Sullivan burst out of the gates with a hat trick and an assist in his very first game after being acquired via trade from Chicago.
“I’d say that’s a pretty good immediate impact,” says Preds forward Scott Hartnell, who was on that 2003-04 team. “You couldn’t have asked for a better start.”
Sullivan would go on to produce 10 points in his first three games for a new team, tying an NHL record held by Wayne Gretzky. It didn’t stop there, as Sullivan piled up 30 points in 24 regular-season games with the Preds in 2003-04, giving Nashville the boost it needed to earn its first playoff berth.
“He was always a guy you could look to for a big play offensively,” Hartnell adds. “He really made a difference on the power play.”

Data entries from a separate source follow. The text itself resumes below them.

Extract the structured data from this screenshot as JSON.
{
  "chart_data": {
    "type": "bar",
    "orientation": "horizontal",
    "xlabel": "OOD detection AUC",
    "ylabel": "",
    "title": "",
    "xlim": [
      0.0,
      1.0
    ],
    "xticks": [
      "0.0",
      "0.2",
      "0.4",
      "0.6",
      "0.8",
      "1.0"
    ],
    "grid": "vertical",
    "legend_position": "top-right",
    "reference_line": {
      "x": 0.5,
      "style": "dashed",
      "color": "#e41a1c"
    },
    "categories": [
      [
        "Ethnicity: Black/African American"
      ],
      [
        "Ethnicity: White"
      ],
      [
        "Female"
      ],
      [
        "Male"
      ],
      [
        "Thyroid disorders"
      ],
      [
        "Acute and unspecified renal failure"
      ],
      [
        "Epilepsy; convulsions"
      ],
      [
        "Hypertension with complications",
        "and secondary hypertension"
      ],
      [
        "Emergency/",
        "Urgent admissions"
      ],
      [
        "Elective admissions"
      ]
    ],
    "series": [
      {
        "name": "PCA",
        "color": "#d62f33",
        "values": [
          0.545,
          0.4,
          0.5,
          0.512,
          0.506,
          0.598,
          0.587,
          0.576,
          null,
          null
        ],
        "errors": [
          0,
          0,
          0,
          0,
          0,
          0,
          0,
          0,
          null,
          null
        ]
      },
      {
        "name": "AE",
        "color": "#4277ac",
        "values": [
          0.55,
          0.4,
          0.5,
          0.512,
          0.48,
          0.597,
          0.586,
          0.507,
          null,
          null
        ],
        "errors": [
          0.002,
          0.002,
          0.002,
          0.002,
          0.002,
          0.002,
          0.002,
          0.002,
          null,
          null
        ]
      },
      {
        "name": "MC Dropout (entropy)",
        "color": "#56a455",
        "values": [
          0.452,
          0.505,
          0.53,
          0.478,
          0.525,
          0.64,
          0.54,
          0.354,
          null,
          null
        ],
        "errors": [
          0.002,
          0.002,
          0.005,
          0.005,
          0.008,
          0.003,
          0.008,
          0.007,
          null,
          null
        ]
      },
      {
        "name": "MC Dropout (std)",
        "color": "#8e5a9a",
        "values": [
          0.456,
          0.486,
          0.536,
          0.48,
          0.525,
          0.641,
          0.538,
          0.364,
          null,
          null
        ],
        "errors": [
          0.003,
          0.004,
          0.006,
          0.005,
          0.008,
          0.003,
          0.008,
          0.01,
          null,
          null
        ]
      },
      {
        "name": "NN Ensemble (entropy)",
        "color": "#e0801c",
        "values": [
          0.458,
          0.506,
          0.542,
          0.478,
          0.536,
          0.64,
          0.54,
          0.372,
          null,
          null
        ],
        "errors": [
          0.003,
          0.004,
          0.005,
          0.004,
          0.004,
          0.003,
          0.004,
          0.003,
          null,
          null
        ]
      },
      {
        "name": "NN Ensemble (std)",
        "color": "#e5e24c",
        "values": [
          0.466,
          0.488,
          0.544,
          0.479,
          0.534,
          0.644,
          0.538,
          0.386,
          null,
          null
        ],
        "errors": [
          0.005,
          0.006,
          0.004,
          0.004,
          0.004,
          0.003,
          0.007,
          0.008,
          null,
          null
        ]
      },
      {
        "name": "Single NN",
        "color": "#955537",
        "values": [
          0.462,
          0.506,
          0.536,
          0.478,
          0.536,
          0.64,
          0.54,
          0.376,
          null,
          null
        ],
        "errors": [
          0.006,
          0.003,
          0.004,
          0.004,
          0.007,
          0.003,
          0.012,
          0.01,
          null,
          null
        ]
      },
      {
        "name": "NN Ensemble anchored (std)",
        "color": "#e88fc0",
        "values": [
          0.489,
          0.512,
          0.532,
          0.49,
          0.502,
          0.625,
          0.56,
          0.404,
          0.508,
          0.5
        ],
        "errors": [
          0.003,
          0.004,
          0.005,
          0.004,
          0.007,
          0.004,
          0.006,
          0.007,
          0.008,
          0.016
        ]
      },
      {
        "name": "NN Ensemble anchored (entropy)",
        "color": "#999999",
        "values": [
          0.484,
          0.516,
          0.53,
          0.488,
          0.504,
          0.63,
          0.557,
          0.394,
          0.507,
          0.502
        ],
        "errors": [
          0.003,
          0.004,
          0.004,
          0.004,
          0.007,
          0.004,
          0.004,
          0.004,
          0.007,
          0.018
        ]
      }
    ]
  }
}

But not even Sullivan, who was playing on a less talented Preds’ squad than the current version, could impact the team’s record as quickly as Turris has. In those 24 regular-season games of 2003-04 with Sullivan, the Predators went 11-7-4-2 (the last two numbers are ties and overtime losses, respectively).
With Turris on board, the Preds won 13 of their first 17 contests, capturing an overtime point in two other games.
“Sully was a great forward, just like Kyle is,” Hartnell says. “But you now also know that Kyle is going to be here for at least another six years.
“He’s not going anywhere. So, with him and (Johansen) here, that’s as good a one-two center combination you’ll find in the league.”